Dr. Brian Lepley has been a pediatrician in Oklahoma City for 31 years treating generations of families. On June 1 of this year, he is expecting to close his practice due to cuts on SoonerCare reimbursement.
Lepley and his wife, a family nurse practitioner, have grown their practice from ground up. On Tuesday, March 29, the Oklahoma Health Care Authority announced that provider rates for Oklahoma Medicaid will be cut 25 percent.
A statement from OHCA writes, “The Oklahoma Health Care Authority (OHCA) will begin its public notification process to reduce SoonerCare (Oklahoma Medicaid) provider rates by 25 percent effective June 1, 2016, in anticipation of the state fiscal 2017 appropriation.”
Lepley said this isn’t the first time cuts have been made, but this is the worst he’s seen it. He said, “They whittled away at the reimbursement for these kids to where I literally can’t pay my bills. I can’t give my staff raises and I’ll have to let people go.”
But he said his business is only a small part of the problem. He is most worried about the hundreds of thousands of children in Oklahoma who will be losing a doctor, many who will have no choice but to close like him.
“These are the most vulnerable kids in our society,” said Lepley. More than 1200 of his patients rely on SoonerCare.
Rachel Bartlett brings her children to Dr. Lepley’s office. She has been a foster parent to 27 kids and has adopted 7 children. She trusts their care with the Lepley family. “We love it here. They’re amazing so I’m not looking forward to finding a new pediatrician,” said Bartlett.

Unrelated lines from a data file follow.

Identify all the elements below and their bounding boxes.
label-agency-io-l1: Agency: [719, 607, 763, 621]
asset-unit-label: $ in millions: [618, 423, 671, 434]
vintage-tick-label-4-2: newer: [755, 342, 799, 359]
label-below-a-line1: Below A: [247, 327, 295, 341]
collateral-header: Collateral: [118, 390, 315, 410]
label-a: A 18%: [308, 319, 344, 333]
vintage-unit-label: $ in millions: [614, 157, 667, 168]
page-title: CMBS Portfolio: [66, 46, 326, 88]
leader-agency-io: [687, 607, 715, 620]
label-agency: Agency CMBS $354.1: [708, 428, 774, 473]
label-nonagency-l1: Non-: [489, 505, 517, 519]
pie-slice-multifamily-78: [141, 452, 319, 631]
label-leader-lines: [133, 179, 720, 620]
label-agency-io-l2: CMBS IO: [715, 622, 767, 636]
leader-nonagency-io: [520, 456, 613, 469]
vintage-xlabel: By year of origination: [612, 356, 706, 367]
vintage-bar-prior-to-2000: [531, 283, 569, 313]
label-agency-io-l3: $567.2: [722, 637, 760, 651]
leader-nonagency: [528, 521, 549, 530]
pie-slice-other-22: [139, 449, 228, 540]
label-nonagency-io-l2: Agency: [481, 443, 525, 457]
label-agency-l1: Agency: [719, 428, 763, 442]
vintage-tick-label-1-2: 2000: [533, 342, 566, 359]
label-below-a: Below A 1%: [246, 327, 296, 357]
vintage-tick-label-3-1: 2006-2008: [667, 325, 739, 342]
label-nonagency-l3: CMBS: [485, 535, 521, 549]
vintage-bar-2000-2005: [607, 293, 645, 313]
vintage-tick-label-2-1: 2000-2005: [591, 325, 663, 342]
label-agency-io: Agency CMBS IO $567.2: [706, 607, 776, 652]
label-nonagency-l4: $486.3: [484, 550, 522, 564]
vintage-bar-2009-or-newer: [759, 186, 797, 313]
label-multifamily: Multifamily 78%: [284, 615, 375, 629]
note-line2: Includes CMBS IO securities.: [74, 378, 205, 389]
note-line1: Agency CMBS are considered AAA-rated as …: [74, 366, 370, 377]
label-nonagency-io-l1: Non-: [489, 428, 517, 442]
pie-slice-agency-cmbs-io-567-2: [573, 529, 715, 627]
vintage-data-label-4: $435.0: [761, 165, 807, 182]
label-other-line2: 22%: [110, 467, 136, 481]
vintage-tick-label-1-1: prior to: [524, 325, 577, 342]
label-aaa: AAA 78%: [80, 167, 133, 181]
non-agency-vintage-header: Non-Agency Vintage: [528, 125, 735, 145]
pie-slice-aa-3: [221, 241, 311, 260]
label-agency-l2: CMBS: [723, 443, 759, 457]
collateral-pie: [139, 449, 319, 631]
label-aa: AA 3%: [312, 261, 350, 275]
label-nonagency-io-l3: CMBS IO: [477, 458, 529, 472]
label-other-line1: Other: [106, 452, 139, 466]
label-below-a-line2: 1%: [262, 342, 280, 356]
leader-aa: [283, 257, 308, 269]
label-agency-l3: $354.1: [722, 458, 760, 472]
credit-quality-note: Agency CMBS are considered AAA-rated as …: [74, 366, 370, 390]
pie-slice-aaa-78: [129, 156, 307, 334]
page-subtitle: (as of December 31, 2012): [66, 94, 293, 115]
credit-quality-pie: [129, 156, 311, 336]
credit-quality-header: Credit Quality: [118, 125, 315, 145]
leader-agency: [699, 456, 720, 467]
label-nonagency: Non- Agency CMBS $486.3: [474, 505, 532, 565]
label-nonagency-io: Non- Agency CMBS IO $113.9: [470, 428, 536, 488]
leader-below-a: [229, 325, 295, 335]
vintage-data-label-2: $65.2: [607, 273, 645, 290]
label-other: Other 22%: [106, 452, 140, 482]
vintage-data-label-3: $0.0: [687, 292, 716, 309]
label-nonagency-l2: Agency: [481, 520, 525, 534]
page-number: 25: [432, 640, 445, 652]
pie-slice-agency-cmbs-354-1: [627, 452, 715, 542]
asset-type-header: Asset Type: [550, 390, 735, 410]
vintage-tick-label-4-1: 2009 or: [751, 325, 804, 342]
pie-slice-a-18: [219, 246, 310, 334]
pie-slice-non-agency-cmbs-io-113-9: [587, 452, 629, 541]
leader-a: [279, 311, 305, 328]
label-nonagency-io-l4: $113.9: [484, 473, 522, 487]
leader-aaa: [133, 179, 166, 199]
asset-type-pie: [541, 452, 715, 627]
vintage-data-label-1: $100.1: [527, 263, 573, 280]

She said her children have a lot of needs, especially growing up in foster care, that now losing health care is detrimental to their growth and future.
Dr. Lepley agrees saying these drastic cuts on SoonerCare are hurting the next generation of Oklahomans. He said, “I’ve always treated them just the same regardless of their insurance and that is what they deserve.”

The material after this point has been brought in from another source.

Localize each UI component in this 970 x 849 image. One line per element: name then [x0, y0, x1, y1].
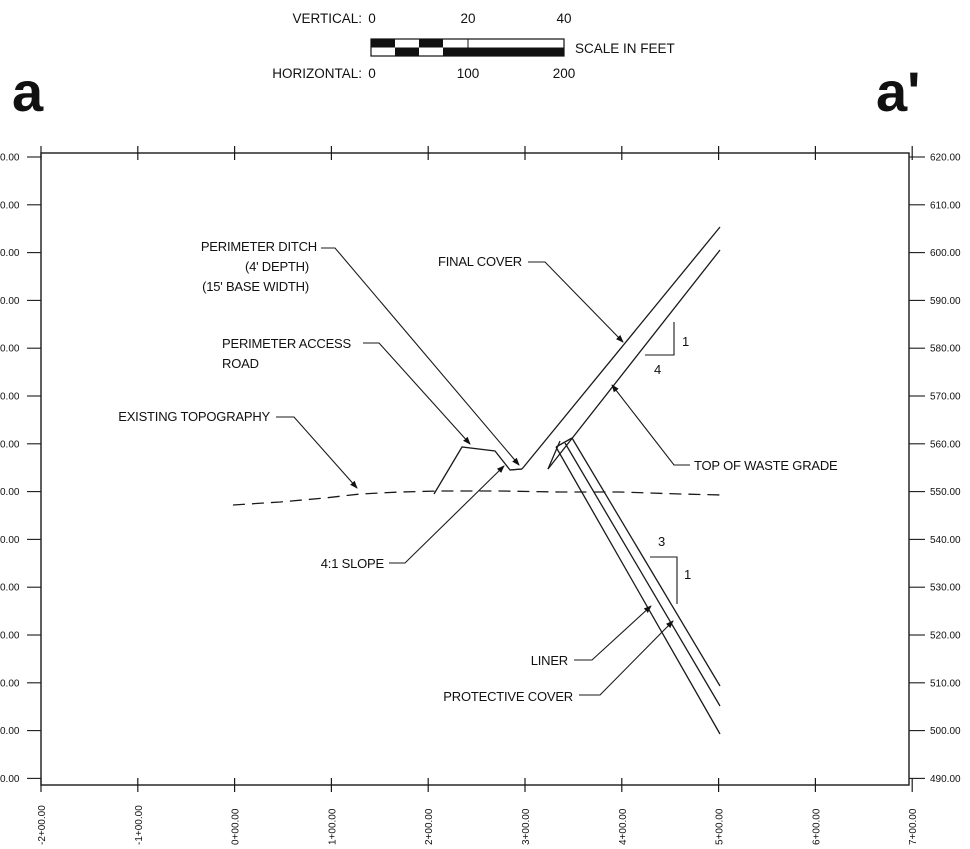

He said it is unlikely that his practice can stay open, but he is hoping for a miracle with lawmakers. Lepley has to decide by Friday whether he will continue to run his business or not. Medicaid requires a 60-day notice if he chooses not to continue, so Lepley is waiting on the decision at the Capitol on Thursday.
OHCA CEO Nico Gomez said in a press release, “I do not take these cuts lightly; as the state’s largest health insurer, the Oklahoma Health Care Authority underpins the entire fabric of the state’s health care system that serves all Oklahomans. I worry about the infrastructure of our health care system in light of these cuts.”